– Ну, Энканчан, чего? Ну, погромили родимцев, сожгли стойбиша, ну, так что? У вас и раньше такое случалось. Правда? Вас и раньше громили. То чюхчи громили, а то коряки.

Втолковывал:

– Ты начни говорить! Тебе обязательно надо вспомнить слова, а то ты даже кивать перестал. Вот пойдешь к родимцам, расскажешь: пришли добрые русские на Погычу. Большие таньга с огненным боем. У рта мохнатые!

– Ты зря уговариваешь, – злобно сплевывал Заварза. – Видишь, Кивающий духом изошел. Не зажигает его на живое. Заяц-ушкан пробежит под окном, он не вздрогнет. Я про баб говорю, он не слушает.

Ярился:

– Терпеть не могу!

– Господь терпел, и ты терпи, – втолковывал Гришка. И ласково протягивал Энканчану чашку: – Хэ, друг. Вот чай горячий.

Дикующий князец чашку брал, но молчал. Волосы черные, отливают синим. Голова круглая, крепкая, если не разбили ее топором. Гришка опять раздувал вывернутые ноздри:

– Ты, Энканчан, не молчи. Я знаю, что ты сердитый князец, но ведь раньше знал русские слова. А не хочешь по-русски, хотя бы по-своему лопочи. Я твоих родимцев немножечко понимаю. Я же не чужой, поставил тебя на ноги. Мне обидно, что ты молчишь.

Слыша такое, Павлик тряс бороденкой. Не верил, что Гришка всерьез собирается дружить с дикующим. Жалобился: ты это зря! Он все равно сбежит! Встанет на ноги и сбежит.

Поев жирного, дикующие обычно вытирают руки о мохнатую подошву сапога.

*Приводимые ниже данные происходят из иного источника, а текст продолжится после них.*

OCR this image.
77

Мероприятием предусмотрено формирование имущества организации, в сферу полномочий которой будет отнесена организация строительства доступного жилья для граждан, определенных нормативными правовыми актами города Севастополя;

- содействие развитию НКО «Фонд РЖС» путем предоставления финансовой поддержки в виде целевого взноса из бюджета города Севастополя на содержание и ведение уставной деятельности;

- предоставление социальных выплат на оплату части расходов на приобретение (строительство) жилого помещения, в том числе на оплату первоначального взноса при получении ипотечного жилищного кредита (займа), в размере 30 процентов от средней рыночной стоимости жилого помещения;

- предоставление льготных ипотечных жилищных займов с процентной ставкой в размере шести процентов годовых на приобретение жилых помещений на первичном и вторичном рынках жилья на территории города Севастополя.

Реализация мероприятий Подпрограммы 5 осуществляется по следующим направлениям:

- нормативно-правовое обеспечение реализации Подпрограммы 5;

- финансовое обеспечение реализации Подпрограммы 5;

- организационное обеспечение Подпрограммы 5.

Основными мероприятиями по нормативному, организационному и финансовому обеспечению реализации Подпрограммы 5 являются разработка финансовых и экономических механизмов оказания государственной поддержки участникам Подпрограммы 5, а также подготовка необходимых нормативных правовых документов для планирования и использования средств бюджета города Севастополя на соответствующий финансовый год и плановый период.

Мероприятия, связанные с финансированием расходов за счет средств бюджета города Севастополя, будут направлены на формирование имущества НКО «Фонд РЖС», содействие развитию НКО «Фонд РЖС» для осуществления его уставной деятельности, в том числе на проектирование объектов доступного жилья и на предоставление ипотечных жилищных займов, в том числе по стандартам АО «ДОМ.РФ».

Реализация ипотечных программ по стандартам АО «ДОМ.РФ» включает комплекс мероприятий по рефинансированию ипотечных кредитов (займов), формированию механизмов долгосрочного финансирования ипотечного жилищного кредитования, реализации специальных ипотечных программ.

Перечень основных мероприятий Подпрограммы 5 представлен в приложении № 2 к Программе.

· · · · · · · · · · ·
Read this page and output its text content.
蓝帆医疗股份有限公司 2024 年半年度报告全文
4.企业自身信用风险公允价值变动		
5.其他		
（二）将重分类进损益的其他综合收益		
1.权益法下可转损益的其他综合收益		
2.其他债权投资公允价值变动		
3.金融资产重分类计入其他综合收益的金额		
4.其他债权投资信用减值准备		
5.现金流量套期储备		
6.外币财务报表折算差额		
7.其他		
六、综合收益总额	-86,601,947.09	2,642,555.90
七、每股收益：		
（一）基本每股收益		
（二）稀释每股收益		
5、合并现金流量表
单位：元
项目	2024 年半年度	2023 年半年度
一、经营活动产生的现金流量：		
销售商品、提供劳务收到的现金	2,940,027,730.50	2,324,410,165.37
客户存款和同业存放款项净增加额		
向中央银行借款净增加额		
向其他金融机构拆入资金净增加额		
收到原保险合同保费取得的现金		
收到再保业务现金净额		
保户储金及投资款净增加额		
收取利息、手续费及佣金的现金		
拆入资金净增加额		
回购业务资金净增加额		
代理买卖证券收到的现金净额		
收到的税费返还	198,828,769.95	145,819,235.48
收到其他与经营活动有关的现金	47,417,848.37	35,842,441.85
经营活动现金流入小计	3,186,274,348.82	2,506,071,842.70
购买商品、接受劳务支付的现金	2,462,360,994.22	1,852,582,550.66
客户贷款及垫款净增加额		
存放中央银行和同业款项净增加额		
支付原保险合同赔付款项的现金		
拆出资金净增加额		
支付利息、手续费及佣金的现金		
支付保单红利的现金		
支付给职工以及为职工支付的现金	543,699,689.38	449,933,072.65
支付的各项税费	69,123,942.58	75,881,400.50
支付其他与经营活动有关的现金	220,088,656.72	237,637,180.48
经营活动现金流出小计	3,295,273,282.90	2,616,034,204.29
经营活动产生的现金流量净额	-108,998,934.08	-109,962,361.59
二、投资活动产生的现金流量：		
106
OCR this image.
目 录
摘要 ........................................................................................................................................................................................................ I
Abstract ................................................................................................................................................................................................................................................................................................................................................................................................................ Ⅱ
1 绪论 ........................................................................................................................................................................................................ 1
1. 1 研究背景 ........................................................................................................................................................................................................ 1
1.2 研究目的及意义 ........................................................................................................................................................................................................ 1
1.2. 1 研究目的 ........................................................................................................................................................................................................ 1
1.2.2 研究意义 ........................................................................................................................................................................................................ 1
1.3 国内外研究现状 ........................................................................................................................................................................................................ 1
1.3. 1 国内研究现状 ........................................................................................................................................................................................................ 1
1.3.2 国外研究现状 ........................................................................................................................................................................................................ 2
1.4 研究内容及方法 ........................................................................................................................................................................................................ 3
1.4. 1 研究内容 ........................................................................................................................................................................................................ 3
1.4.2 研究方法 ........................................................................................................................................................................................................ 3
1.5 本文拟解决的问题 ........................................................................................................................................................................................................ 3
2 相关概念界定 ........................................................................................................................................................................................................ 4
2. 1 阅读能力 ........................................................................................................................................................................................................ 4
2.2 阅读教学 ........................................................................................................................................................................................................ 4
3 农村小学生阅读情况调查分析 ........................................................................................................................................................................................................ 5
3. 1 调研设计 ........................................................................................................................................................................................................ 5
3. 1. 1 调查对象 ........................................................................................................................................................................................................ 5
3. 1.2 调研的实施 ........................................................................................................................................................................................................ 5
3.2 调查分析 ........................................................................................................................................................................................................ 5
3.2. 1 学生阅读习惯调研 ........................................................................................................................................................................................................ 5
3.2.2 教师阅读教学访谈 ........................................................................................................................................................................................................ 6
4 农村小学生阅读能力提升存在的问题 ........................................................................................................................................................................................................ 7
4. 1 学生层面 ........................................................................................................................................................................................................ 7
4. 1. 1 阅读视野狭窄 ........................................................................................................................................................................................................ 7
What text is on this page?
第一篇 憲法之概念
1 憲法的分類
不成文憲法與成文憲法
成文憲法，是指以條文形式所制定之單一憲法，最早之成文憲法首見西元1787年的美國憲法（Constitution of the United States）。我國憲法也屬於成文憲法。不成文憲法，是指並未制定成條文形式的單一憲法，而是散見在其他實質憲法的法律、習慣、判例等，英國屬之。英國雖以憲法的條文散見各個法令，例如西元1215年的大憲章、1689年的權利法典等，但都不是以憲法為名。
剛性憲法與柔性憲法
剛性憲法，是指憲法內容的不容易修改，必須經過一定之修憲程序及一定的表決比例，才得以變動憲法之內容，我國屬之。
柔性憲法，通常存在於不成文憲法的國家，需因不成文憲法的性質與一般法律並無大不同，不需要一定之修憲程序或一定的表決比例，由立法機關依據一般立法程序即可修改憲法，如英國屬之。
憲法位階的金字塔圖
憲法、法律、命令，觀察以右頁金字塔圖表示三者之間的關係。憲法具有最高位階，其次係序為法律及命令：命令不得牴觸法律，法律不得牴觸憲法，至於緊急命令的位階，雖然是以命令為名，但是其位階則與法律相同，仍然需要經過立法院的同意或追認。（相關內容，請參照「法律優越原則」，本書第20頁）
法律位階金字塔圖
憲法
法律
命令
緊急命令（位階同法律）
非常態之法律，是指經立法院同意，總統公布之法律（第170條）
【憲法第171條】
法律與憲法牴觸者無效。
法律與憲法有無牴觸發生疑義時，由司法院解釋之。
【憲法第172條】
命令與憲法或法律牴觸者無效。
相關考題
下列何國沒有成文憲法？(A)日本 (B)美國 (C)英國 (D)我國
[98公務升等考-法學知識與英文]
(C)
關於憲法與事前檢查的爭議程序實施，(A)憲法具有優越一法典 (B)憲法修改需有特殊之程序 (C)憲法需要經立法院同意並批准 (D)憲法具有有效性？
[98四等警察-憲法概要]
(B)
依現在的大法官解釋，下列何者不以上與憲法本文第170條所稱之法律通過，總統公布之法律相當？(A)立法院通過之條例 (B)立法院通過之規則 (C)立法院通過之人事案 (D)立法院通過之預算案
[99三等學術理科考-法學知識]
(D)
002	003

И Гришка на Погыче так привык. Однажды сидел в сапогах, у которых подошва голая – из лахтачьей шкуры. Поел жирного, потянулся к сапогу, а подошва не мохнатая.

Покосился на Энканчана.

Тот промолчал, потом ногу поднял: вытри.

– Видишь! – обрадовался Гришка.

Даже накричал однажды на Павлика.

Заварза робок, а замахнулся на Энканчана. Князец, чего-то там доев, решил общий котел сполоснуть. Помочился в него, как привык на стойбище, а Павлик не понял.

– Ну, кажется, поднял вас, – обрадовался Гришка. – Вы уже зарезать хотите друг друга.

Но и опечалился:

– Уйдет теперь Кивающий.

– А ты не отпускай. Сажай, как аманата, в казенку!

– Нельзя, Павлик. Опасно держать при себе такого сердитого.

А дикующий и, правда, ушел. Однажды утром. Даже не сказал аттау!

– Нож зачем дикующему дал? – злобно тряс Заварза маленькими кулачками. – Теперь ходит дикующий с ножом. Такой с железом опасен.

При долине куст калиновый стоял,
на калине соловеюшка сидел,
горьку ягоду невесело клевал…

В морозном тумане низко и страшно завис шар солнца.

Издали розоватое пятно на снежном склоне показалось Гришке немного растянутым, будто это дед сендушный пометил место мочой, или сердитые бабы-пужанки, упырихи железнозубые, рвали там кого, хотя бы и зайца. На коротких лыжах сбежал в вымороженный распадок, елочкой поднялся по склону. Скинув вареги, подул на озябшие пальцы. Подумал с завистью: сейчас в острожке казаки чай пьют, закусывают оладьями-барабанами. Артюшка Солдат, человек незлобивый, с черной звездой во лбу от удара анаульской стрелы, блаженно улыбается, показывает казакам литую из серебра бляху. Тяжелая, с русским двуглавым орлом. Показывая эту бляху, Артюшка проявляет приязнь, только ядовитый Евсейка Павлов, маленький, скуластый, взвитой, как пружина, все равно скалится: чего, мол? Такая мелкая вещь. Позже пропьешь в кружале.

За Артюшку вступается Фома Пермяк.

Этот неразговорчив. Пришел на Погычу с Дежневым, обогнул на коче Необходимый нос, не умер, как многие другие. Фома Пермяк всегда вступается за Артюшку. Мало ли, говорит, что кожами несет от него. Всего семь лет прошло, как оставил Солдат кожевника в русском городе. А работал на него с детства, отсюда и запах несвежих кож.